At its three-day monetary policy review beginning Tuesday, the Reserve Bank of India (RBI) would look at higher crude oil prices, a weak rupee, and the resultant inflation situation among the risk factors to monitor. While the first two could affect the current account deficit (CAD), inflation could determine the central bank’s monetary policy stance.

New Delhi–based Devendra Pant, chief economist and head-public finance at India Ratings and Research (Ind-Ra), believes a combination of elevated crude oil prices and a weak rupee, and if these sustain for more than a quarter, will have an adverse impact on India’s current account position, inflation, monetary policy stance and fiscal balance. “If crude basket averages $68–72.86 per barrel and rupee averages 66.6-67 per US$, the current account deficit could widen to $22-31 billion in FY19,” says Pant.

Wholesale inflation could also increase by 70-80 basis points (100 basis points make one percentage point) from Ind-Ra’s current forecast of 3.4% while retail inflation could move up by 30-35 basis points from the rating agency’s current forecast of 4.3%, Pant believes.

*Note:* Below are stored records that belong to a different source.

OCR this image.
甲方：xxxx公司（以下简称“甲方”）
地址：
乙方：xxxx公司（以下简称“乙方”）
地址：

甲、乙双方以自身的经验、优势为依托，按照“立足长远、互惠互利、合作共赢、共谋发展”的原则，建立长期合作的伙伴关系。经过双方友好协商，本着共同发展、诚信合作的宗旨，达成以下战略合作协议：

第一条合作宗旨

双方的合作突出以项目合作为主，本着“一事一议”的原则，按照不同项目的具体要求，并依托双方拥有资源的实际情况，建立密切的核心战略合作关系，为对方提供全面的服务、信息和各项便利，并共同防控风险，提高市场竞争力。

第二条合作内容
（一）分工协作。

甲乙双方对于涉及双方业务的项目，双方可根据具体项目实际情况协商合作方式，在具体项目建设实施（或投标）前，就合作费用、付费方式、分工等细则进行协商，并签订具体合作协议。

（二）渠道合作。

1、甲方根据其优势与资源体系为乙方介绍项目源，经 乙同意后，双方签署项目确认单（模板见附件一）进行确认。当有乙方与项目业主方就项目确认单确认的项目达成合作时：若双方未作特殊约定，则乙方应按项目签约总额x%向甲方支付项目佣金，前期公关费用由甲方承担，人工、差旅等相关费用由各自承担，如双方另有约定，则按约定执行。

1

On the RBI’s rate action, Ind-Ra believes the central bank’s Monetary Policy Committee (MPC) would keep the policy rate unchanged. Although the minutes from April’s policy review indicate a potential shift in the RBI’s liquidity stance to ‘withdrawal of accommodation’ from the current ‘neutral’ stance, Ind-Ra believes the MPC will wait for the out-turn of monsoon and its distribution, and further movement in crude oil prices before deciding on a rate hike. “In the interim, financial market conditions have already tightened,” says Pant in a note. “A mix of global and domestic factors such as risk aversion among global investors, crude oil price volatility, higher borrowing by the state governments and a likely fiscal slippage by the central government has driven the bond yields higher.” The 91-day Treasury bill rates increased to 6.40% in May 2018 from 6.11% in April 2018, while the 10-year G-sec rate rose to 7.88% from 7.15% in the same period, he says.

However, there could be some relief. The rating agency believes crude oil prices would correct from the present high of around $78 a barrel due to increased US shale production. “Moreover, elevated crude oil prices are not in the best interest of oil-producing countries as well, because it aggravates the risks of jeopardizing the ongoing global recovery,” Pant notes.

Clearly, there are more worries for the RBI as they attempt another tightrope walk while the global economy and markets are witnessing bouts of volatility.